Monday, November 15, 2010

Just Checking In Nov. 15th

I'm still here and just checking in to let you know that.  The Tea Leaves cardigan no longer exist except in photographs.  It has been completed and totally ripped out and all the yarn wrapped up into several functional balls.  The yarn is finding new life and purpose in a new pullover sweater.  This pullover, however, is not being done all in 1 piece, but it's being done in parts, a back, a front, and 2 sleeves, then sewn together. Wish me luck.  I have the back almost completed.  I'll blog about this soon with photos.

In the meanwhile, I've been trying to get ready for the holidays....just like everyone else, I suppose.  But, since losing my mom 3 months ago, I have been in this thick fog.  I'm physically and emotionally and spiritually exhausted beyond description.  When it comes to everyday things like the cooking, the cleaning and running errands, well, I feel like I'm doing them on auto-pilot.  I feel so completely and totally disconnected from everything and everybody.  I keep doing things just hoping that something kicks in with me and I reconnect somehow some way.  That's just the mudane everyday stuff.

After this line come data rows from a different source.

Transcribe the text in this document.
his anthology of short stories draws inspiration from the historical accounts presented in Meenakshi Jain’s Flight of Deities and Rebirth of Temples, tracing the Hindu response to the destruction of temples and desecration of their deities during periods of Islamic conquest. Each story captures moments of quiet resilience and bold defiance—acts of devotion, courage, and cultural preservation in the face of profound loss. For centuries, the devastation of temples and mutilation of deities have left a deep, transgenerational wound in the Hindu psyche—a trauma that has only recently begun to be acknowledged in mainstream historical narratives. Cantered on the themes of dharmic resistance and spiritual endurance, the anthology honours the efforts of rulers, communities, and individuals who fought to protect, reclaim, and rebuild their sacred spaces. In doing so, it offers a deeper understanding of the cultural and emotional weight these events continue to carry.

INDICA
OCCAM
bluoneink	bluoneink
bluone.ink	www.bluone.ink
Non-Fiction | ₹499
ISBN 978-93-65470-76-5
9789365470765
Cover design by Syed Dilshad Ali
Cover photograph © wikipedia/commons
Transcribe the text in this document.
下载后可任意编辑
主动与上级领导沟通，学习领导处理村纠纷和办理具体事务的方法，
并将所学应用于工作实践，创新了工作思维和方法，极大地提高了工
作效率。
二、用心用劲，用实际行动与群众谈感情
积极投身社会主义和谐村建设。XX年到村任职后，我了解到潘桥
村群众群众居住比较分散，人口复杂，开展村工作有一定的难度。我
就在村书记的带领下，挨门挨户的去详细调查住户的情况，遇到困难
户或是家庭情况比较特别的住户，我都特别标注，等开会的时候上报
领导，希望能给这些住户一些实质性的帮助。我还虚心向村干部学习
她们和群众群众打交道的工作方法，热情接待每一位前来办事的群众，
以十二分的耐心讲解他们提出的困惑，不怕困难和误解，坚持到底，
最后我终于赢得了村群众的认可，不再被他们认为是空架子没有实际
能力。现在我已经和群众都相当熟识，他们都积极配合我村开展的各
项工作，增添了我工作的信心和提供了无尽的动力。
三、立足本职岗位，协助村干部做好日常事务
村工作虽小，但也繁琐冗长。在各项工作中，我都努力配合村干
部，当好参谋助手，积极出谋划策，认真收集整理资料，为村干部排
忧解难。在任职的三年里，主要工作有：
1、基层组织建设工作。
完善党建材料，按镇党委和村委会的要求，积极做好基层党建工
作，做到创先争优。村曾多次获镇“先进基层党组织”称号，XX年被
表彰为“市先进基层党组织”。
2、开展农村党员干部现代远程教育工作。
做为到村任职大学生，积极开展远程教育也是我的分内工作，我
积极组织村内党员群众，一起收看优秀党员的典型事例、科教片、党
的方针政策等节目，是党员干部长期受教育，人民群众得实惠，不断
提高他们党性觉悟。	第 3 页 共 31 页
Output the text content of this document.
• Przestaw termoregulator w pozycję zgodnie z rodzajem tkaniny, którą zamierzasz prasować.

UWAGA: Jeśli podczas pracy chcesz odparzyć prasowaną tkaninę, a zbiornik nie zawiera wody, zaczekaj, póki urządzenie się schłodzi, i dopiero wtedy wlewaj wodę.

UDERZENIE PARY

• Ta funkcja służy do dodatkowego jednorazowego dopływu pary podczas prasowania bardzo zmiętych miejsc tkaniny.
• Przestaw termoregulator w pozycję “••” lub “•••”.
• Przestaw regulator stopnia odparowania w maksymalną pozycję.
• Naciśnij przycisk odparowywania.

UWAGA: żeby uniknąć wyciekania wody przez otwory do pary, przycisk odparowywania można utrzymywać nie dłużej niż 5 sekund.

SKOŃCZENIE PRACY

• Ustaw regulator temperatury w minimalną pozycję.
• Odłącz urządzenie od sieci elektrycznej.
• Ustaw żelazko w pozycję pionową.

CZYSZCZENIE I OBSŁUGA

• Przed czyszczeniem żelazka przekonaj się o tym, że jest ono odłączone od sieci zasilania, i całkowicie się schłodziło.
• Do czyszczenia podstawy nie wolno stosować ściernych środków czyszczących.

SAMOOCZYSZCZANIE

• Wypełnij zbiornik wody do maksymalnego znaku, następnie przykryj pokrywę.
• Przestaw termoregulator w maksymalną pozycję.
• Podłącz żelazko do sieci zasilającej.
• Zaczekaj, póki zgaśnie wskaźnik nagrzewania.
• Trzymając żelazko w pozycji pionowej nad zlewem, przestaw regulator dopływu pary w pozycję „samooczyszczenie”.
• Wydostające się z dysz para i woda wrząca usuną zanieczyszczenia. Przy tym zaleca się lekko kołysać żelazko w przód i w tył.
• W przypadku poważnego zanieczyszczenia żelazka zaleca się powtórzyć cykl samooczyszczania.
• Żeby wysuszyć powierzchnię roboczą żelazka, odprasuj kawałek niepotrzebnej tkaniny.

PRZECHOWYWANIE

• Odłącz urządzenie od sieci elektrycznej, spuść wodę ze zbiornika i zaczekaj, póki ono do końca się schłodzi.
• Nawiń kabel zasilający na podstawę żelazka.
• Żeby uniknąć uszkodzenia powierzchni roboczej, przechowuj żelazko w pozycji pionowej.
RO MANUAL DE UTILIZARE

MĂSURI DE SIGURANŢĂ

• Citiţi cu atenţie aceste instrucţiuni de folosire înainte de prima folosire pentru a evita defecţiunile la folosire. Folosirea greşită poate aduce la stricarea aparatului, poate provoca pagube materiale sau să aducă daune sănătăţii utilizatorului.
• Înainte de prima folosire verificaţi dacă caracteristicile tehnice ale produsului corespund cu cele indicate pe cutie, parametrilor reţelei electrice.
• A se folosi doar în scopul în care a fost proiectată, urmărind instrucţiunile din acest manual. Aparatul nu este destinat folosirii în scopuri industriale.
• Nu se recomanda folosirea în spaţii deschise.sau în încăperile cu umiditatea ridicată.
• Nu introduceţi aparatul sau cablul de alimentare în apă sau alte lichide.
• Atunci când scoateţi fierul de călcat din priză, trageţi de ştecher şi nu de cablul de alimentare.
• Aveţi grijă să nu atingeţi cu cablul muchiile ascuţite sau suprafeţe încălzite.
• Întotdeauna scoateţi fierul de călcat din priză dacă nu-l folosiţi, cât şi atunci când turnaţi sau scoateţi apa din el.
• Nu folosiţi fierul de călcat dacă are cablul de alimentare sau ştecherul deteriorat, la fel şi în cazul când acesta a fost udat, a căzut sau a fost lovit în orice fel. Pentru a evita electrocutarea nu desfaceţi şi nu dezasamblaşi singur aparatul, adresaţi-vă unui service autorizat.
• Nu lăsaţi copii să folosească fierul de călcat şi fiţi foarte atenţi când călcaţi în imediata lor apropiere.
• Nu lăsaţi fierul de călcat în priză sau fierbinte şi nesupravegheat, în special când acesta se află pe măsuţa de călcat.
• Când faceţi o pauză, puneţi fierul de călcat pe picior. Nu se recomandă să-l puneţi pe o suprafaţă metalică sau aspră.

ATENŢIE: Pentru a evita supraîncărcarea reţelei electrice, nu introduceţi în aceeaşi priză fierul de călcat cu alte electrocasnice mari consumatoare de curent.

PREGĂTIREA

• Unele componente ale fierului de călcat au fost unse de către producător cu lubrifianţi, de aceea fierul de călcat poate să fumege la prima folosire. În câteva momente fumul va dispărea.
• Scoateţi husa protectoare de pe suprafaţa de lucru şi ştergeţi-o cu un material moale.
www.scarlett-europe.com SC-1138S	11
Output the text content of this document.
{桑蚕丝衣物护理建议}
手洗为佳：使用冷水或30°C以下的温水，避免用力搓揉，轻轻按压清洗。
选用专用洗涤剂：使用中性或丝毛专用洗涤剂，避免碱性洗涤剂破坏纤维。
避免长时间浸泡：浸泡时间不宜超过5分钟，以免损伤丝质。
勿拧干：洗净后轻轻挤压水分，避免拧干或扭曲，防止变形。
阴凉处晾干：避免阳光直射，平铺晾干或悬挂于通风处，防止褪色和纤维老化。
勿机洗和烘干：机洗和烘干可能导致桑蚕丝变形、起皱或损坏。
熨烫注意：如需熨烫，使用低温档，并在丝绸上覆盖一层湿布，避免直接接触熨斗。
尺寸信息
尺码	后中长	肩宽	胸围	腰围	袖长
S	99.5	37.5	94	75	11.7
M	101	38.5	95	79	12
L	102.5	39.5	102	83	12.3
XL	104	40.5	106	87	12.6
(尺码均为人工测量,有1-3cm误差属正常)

So, here I am, trying to get ready for Thanksgiving and Christmas, and I knew that it wouldn't be easy this year without my mom, so I tried getting a jump start on things.  Ha!  I've been trying to work on one room at a time in my small house.  I was making some progress, but there's only 1 of me and 3 of them (teenagers) and a hubby and a dog.  They all have an aversion to a blank slate or a bare spot in any given room.  As soon as I get one room cleaned up and straightened up....they come along and mess up.  Sigh.  I guess, since it's not the day before the big holiday and I'm not running around the house like crazy and babbling like some sort of mad woman trying to get the entire house clean all at once....no one is taking me seriously about trying to get ready for the holidays.

Thank the Lord that my Mom did teach me how to knit.  Sometimes, it's the only solace I can find.  Thanks for listening. 

2 comments:

Karen said...

I understand your frustration with trying to keep a house that is both relaxing and neat. I deal with the same sort of thing. Do what you can. Don't worry about the rest. Take care of yourself.

Debby said...

I'm so sorry for your loss. We lost our son last year in a car accident and the holidays were very painful. Shortly after Christmas my daughter in law and I attended a Griefshare class for 13 weeks. It helped in some ways learn to deal with the ever present pain and how to move forward. Not move on, move forward. That was one of the first things we learned. The second that I remember is just do the next thing. Don't think too far in advance, just the next thing. The Griefshare is all over. They have a web site if you're interested in a group in your area. They also have seminars for surviving the holidays. Praying for you.